Cyclosporin A has been investigated as a possible neuroprotective agent in conditions such as traumatic brain injury, and has been shown in animal experiments to reduce brain damage associated with injury. Cyclosporin A blocks the formation of the mitochondrial permeability transition pore, which has been found to cause much of the damage associated with head injury and neurodegenerative diseases.
It also has an effect on mitochondria. Ciclosporin A prevents the mitochondrial PT pore from opening, thus inhibiting cytochrome c release, a potent apoptotic stimulation factor. However, this is not the primary mode of action for clinical use but rather an important effect for research on apoptosis.

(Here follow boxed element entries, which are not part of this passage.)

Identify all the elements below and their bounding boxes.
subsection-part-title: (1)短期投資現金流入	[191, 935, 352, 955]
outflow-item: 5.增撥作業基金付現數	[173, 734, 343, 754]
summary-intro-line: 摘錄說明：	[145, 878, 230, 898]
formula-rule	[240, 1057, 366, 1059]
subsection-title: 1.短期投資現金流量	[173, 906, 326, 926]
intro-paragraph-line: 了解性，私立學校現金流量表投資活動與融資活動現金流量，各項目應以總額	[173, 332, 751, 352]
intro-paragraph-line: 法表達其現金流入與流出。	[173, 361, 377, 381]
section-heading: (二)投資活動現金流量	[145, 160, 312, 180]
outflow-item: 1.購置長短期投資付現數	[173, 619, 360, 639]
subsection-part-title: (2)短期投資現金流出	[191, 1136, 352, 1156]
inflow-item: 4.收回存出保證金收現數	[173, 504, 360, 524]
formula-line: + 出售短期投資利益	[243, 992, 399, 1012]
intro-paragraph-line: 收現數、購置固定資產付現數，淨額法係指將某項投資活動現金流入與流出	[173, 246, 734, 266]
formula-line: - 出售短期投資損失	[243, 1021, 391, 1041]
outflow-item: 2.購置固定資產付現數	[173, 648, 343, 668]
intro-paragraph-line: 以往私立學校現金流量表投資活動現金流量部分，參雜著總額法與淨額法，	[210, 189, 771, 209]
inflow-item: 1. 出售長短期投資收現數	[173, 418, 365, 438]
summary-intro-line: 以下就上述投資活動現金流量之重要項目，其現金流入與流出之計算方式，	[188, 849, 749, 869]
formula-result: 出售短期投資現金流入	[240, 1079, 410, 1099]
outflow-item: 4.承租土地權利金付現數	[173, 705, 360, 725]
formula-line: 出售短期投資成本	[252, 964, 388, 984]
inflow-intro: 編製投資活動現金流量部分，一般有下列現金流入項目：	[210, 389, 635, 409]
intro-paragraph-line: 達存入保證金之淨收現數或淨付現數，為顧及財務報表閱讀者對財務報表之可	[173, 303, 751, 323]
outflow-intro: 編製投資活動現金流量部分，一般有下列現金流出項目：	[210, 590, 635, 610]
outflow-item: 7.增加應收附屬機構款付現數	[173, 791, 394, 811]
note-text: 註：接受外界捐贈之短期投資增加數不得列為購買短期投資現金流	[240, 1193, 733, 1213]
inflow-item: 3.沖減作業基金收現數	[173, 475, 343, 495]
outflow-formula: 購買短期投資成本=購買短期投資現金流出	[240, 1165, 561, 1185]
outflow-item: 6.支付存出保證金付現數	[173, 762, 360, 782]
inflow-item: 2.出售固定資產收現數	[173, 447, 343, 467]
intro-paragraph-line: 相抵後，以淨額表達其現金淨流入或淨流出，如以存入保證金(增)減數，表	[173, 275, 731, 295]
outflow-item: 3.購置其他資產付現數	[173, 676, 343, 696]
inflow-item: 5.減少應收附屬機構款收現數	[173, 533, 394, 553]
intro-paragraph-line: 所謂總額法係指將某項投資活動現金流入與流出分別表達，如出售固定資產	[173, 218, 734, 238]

Cyclosporine A is synthesized by a nonribosomal peptide synthetase, cyclosporine synthetase. The enzyme contains an adenylation domain, thiolation domain, condensation domain, and an N-methyltransferase domain. The adenylation domain is responsible for substrate recognition and activation. While the thiolation domain covalently binds the adenylated amino acids to phosphopantetheine and the condensation domain elongates the peptide chain. Cyclosporine synthetase substrates includes: L-Valine, L-Leucine, L-Alanine, L-Glycine, 2-aminobutyric acid, 4-methylthreonine, and D-Alanine. With the adenylation domain, cyclosporine synthetase generates the acyl adenylated amino acids then covalently binds the amino acid to phosphopantetheine through a thioester linkage. Some of the amino acid substrates become N-methylated by S-adenosylmethionine. The cyclization step releases cyclosporine A from the enzyme. Amino acids such as D-Ala and butenyl-methyl-L-threonine indicates that cyclosporine synthetase requires the action of other enzymes such as a D-Alanine racemase. The racemization of L-Ala to D-Ala is PLP dependent. The formation of butenyl-methyl-L-threonine is performed by a butenyl-methyl-L-threonine polyketide synthase that utilizes acetate/malonate as its starting material.
ADRs can include gum hyperplasia, convulsions, peptic ulcers, pancreatitis, fever, vomiting, diarrhea, confusion, breathing difficulties, numbness and tingling, pruritus, high blood pressure, potassium retention and possibly hyperkalemia, kidney and liver dysfunction (nephrotoxicity & hepatotoxicity), and obviously an increased vulnerability to opportunistic fungal and viral infections.
An alternate form of the drug, ciclosporin G (OG37-324), has been found to be much less nephrotoxic than the standard ciclosporin A. Ciclosporin G (Mol. mass 1217) differs from ciclosporin A in the amino acid 2 position, where an L-nor-valine replaces the α-aminobutyric acid.
The drug is also available in a dog preparation manufactured by Novartis called Atopica. Atopica is indicated for the treatment of atopic dermatitis in dogs. Unlike the human form of the drug, the lower doses used in dogs mean the drug acts as an immuno-modulator and has fewer side effects than in man. The benefits of using this product include the reduced need for concurrent therapies to bring the condition under control.